Some products at give.me.museums.

"Many exhibitions do not allow visitors to touch, get up close to or sit on displays, but I want everyone to be as close as they want with my work. If they want to sit on chairs I painted, it is fine. I want to make art which is often considered as something priceless and untouchable into something common," she said.

The final section displays her recent works and the setting resembles her studio.

"Some people questioned how I can suddenly draw and paint. However, the exhibition displays paintings that I have worked on since I was young. To develop my skills, I just kept drawing and painting. I like to experiment with many techniques. I use watercolour, oil paint, chalk paint and acrylic paint and like all mediums. Sometimes for one artwork, I use several kinds of paints," she said.

The name of her brand give.me.museums was inspired by the quote "Give me a museum and I'll fill it" by the Spanish painter Pablo Picasso. Khontarat believes that a museum is not limited to only art galleries.

Khontarat's viral 'griptoks'. (Photo: give.me.museums)

"A museum is an area to showcase our expressions. For me, a museum does not mean only an art gallery but refers to everything around us. I want my work to be easy to reach, so everyone can have access to art or own a piece of artwork," said Khontarat.

At give.me.museums, Khontarat often receives many positive comments that make her day.

"I am happy to paint and work, especially thanks to nice comments. For example, one follower commented that my paintings made her want to continue to live and another female client told me that my work inspired her to return to painting," she said.

Since her brand is doing well, Khontarat is looking to take on the new challenge of establishing an art school.
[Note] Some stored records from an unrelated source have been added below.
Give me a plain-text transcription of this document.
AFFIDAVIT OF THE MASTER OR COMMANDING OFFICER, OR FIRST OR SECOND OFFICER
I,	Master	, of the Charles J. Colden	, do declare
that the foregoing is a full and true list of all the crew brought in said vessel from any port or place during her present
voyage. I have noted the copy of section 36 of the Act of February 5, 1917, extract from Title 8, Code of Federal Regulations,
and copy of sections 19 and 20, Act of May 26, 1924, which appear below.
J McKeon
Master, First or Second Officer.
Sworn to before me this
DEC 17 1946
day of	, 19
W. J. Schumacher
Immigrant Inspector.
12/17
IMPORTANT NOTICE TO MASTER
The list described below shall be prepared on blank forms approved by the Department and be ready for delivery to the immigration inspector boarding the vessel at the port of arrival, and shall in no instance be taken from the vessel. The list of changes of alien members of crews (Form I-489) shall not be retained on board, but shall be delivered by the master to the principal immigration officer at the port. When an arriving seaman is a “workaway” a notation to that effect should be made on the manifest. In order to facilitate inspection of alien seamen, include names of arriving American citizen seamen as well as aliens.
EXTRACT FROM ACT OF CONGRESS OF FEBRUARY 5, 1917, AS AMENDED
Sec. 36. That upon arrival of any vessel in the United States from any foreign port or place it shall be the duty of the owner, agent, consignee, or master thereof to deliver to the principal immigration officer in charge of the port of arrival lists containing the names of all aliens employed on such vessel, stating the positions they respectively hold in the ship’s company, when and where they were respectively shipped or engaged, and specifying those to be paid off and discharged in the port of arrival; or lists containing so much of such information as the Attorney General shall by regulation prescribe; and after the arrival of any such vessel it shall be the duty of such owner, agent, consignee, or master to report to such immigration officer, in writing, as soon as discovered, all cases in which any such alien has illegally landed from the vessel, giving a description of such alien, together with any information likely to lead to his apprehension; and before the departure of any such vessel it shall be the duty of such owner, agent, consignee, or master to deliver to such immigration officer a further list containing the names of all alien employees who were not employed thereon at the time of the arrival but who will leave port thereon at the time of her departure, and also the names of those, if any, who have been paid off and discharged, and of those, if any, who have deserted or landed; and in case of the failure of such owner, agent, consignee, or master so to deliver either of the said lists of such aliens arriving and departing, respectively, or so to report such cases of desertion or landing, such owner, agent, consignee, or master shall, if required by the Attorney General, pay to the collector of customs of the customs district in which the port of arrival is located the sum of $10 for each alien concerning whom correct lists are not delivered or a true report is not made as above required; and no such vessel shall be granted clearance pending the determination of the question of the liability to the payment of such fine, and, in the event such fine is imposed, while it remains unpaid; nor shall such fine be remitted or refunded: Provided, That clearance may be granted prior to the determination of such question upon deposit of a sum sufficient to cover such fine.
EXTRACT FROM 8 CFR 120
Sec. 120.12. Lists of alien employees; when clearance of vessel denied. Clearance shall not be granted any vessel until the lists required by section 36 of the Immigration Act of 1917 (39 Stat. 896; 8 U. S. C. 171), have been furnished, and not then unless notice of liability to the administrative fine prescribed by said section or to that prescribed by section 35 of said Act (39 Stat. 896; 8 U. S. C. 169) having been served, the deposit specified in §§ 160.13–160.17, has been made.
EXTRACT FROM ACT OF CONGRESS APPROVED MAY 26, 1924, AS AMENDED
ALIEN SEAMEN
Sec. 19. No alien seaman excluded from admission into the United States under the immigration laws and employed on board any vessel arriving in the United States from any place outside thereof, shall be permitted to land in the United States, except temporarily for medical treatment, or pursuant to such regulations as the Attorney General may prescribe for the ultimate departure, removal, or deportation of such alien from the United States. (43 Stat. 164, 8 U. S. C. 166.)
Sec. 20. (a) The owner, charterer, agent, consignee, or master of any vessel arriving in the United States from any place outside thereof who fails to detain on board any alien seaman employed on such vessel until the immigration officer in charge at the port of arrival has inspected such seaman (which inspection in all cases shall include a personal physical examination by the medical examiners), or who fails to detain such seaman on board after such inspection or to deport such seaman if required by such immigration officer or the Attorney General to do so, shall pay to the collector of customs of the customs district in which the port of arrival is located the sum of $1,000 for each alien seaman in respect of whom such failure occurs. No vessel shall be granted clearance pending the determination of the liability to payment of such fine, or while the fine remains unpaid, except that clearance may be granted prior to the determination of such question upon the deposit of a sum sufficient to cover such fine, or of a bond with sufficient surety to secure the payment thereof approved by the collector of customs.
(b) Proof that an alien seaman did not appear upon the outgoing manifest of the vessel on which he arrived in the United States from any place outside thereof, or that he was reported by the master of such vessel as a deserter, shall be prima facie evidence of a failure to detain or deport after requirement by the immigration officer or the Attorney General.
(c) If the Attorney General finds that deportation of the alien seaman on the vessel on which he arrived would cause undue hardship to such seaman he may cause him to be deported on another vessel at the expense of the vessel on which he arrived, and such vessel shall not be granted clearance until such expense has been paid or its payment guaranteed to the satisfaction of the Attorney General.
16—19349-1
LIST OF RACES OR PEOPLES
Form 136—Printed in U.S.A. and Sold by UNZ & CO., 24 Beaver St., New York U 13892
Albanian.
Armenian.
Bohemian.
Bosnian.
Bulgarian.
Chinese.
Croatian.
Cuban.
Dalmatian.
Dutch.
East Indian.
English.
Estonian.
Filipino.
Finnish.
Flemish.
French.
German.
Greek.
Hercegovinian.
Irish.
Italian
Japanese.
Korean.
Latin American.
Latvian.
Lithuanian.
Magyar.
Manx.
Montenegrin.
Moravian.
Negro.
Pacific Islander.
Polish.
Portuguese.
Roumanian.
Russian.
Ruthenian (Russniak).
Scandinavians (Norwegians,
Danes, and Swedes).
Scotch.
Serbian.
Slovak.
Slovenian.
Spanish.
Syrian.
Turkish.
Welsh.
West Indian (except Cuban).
"I used to tutor students who wanted to study architecture and they were accepted into the university they wanted. I was pleased to be a part of someone's story who was trying to achieve something. I want to feel that my knowledge is useful. Before the Covid-19 pandemic, I conducted two workshops and they went well. I am not sure if I can establish an art school now but it is what I would like to do," she said.

Khontarat has resumed landscape painting.

For people who want to establish their own brand, Khontarat suggests that they should start from what they are interested in.

"You cannot change to be someone else, so you should know what you like and start from your interest and be yourself. You also have to know how to handle accounting," said Khontarat.